LM: Looking at inventories, there has been consensus that retailers, in a sense, are making bets, to a large degree, based on what they think is going to happen over the course of the holiday shopping season. That said, what does inventory management, or allocation, for things like having buffer stock and others, mean from a logistics and supply chain planning perspective?
Howells: We are seeing lots of companies look at things like pop-up warehouses, to have inventory closer to where they think demand is going to be and having their finished goods inventory closer to the end consumer.
Inventory optimization is also a key strategy to ensure high customer service. It is not just a case of stockpiling finished goods close to the demand. It is making a network decision of optimizing where I should be keeping finished goods and where I should be keeping intermediates, or semi-finished goods, so I can finish them to order, based on customer demand.
LM: Do you think that scenario may spell the end of Just-In-Time inventories, at all?

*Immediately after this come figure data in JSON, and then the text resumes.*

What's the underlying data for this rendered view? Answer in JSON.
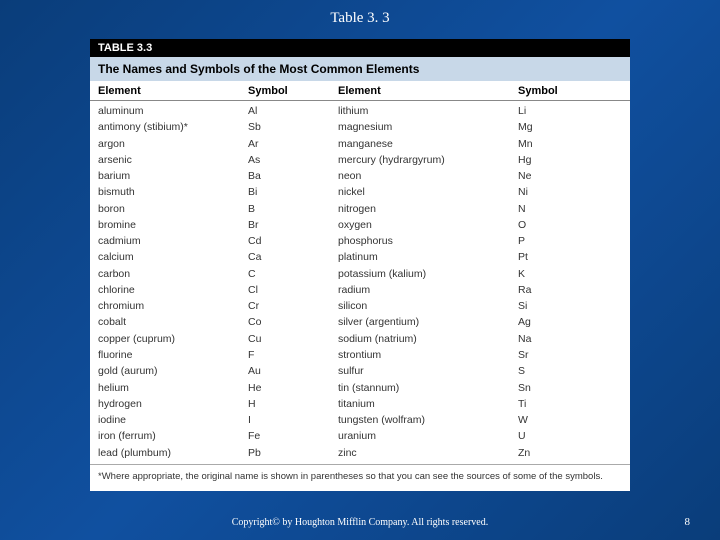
{
  "slide": {
    "title": "Table 3. 3",
    "copyright": "Copyright© by Houghton Mifflin Company.  All rights reserved.",
    "page_number": "8"
  },
  "table": {
    "label": "TABLE 3.3",
    "caption": "The Names and Symbols of the Most Common Elements",
    "headers": {
      "element1": "Element",
      "symbol1": "Symbol",
      "element2": "Element",
      "symbol2": "Symbol"
    },
    "rows": [
      {
        "e1": "aluminum",
        "s1": "Al",
        "e2": "lithium",
        "s2": "Li"
      },
      {
        "e1": "antimony (stibium)*",
        "s1": "Sb",
        "e2": "magnesium",
        "s2": "Mg"
      },
      {
        "e1": "argon",
        "s1": "Ar",
        "e2": "manganese",
        "s2": "Mn"
      },
      {
        "e1": "arsenic",
        "s1": "As",
        "e2": "mercury (hydrargyrum)",
        "s2": "Hg"
      },
      {
        "e1": "barium",
        "s1": "Ba",
        "e2": "neon",
        "s2": "Ne"
      },
      {
        "e1": "bismuth",
        "s1": "Bi",
        "e2": "nickel",
        "s2": "Ni"
      },
      {
        "e1": "boron",
        "s1": "B",
        "e2": "nitrogen",
        "s2": "N"
      },
      {
        "e1": "bromine",
        "s1": "Br",
        "e2": "oxygen",
        "s2": "O"
      },
      {
        "e1": "cadmium",
        "s1": "Cd",
        "e2": "phosphorus",
        "s2": "P"
      },
      {
        "e1": "calcium",
        "s1": "Ca",
        "e2": "platinum",
        "s2": "Pt"
      },
      {
        "e1": "carbon",
        "s1": "C",
        "e2": "potassium (kalium)",
        "s2": "K"
      },
      {
        "e1": "chlorine",
        "s1": "Cl",
        "e2": "radium",
        "s2": "Ra"
      },
      {
        "e1": "chromium",
        "s1": "Cr",
        "e2": "silicon",
        "s2": "Si"
      },
      {
        "e1": "cobalt",
        "s1": "Co",
        "e2": "silver (argentium)",
        "s2": "Ag"
      },
      {
        "e1": "copper (cuprum)",
        "s1": "Cu",
        "e2": "sodium (natrium)",
        "s2": "Na"
      },
      {
        "e1": "fluorine",
        "s1": "F",
        "e2": "strontium",
        "s2": "Sr"
      },
      {
        "e1": "gold (aurum)",
        "s1": "Au",
        "e2": "sulfur",
        "s2": "S"
      },
      {
        "e1": "helium",
        "s1": "He",
        "e2": "tin (stannum)",
        "s2": "Sn"
      },
      {
        "e1": "hydrogen",
        "s1": "H",
        "e2": "titanium",
        "s2": "Ti"
      },
      {
        "e1": "iodine",
        "s1": "I",
        "e2": "tungsten (wolfram)",
        "s2": "W"
      },
      {
        "e1": "iron (ferrum)",
        "s1": "Fe",
        "e2": "uranium",
        "s2": "U"
      },
      {
        "e1": "lead (plumbum)",
        "s1": "Pb",
        "e2": "zinc",
        "s2": "Zn"
      }
    ],
    "footnote": "*Where appropriate, the original name is shown in parentheses so that you can see the sources of some of the symbols."
  }
}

Howells: I think for vital products some people are going from just-in-time to just-in-case and keeping extra inventory. That becomes a risk discussion: do I have a just-in-time strategy for all products? Or am I better served to keep a buffer stock of the top 20% of products? This decision should be made at a product category or even individual product level.

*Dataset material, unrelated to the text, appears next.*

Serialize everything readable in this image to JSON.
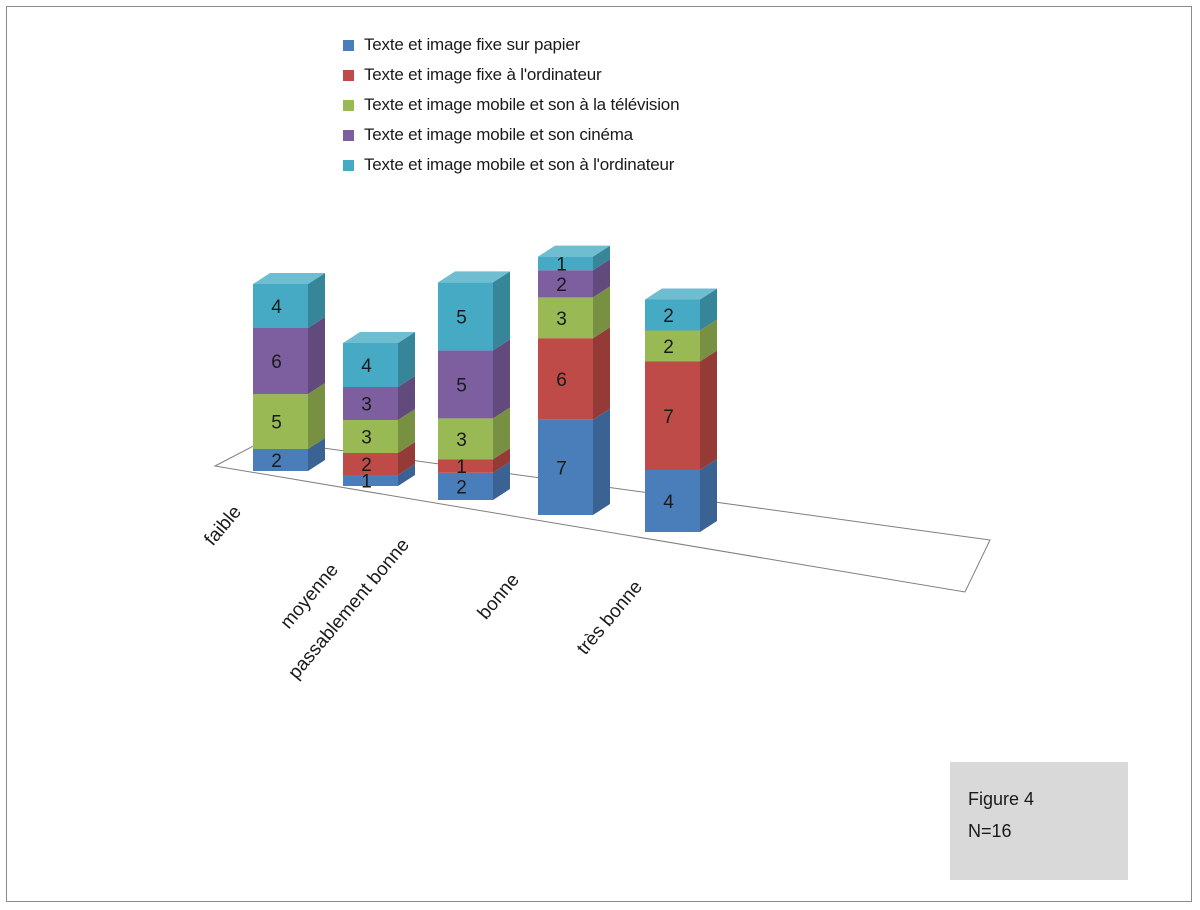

LM: What would be the preferred, or ideal, outcome, say one year from now, for the supply chain and logistics sectors?
Howells: I see companies coming out of the pandemic looking for both resilient and sustainable supply chains. The pandemic has shown that a lot of business can be done remotely, which will help reduce the carbon footprint of unnecessary travel.
Companies will look at their manufacturing and sourcing strategies and have a combination of global and local supply chains. Some manufacturing will come closer to the consumers, and this will also reduce the carbon emissions of supply chain logistics.
Before the pandemic, sustainability, climate control and environmental issues were top of mind. This, rightly, took a back seat during the pandemic. But sustainability is, and will continue to be a major topic both in consumers’ minds and environmentally conscious businesses.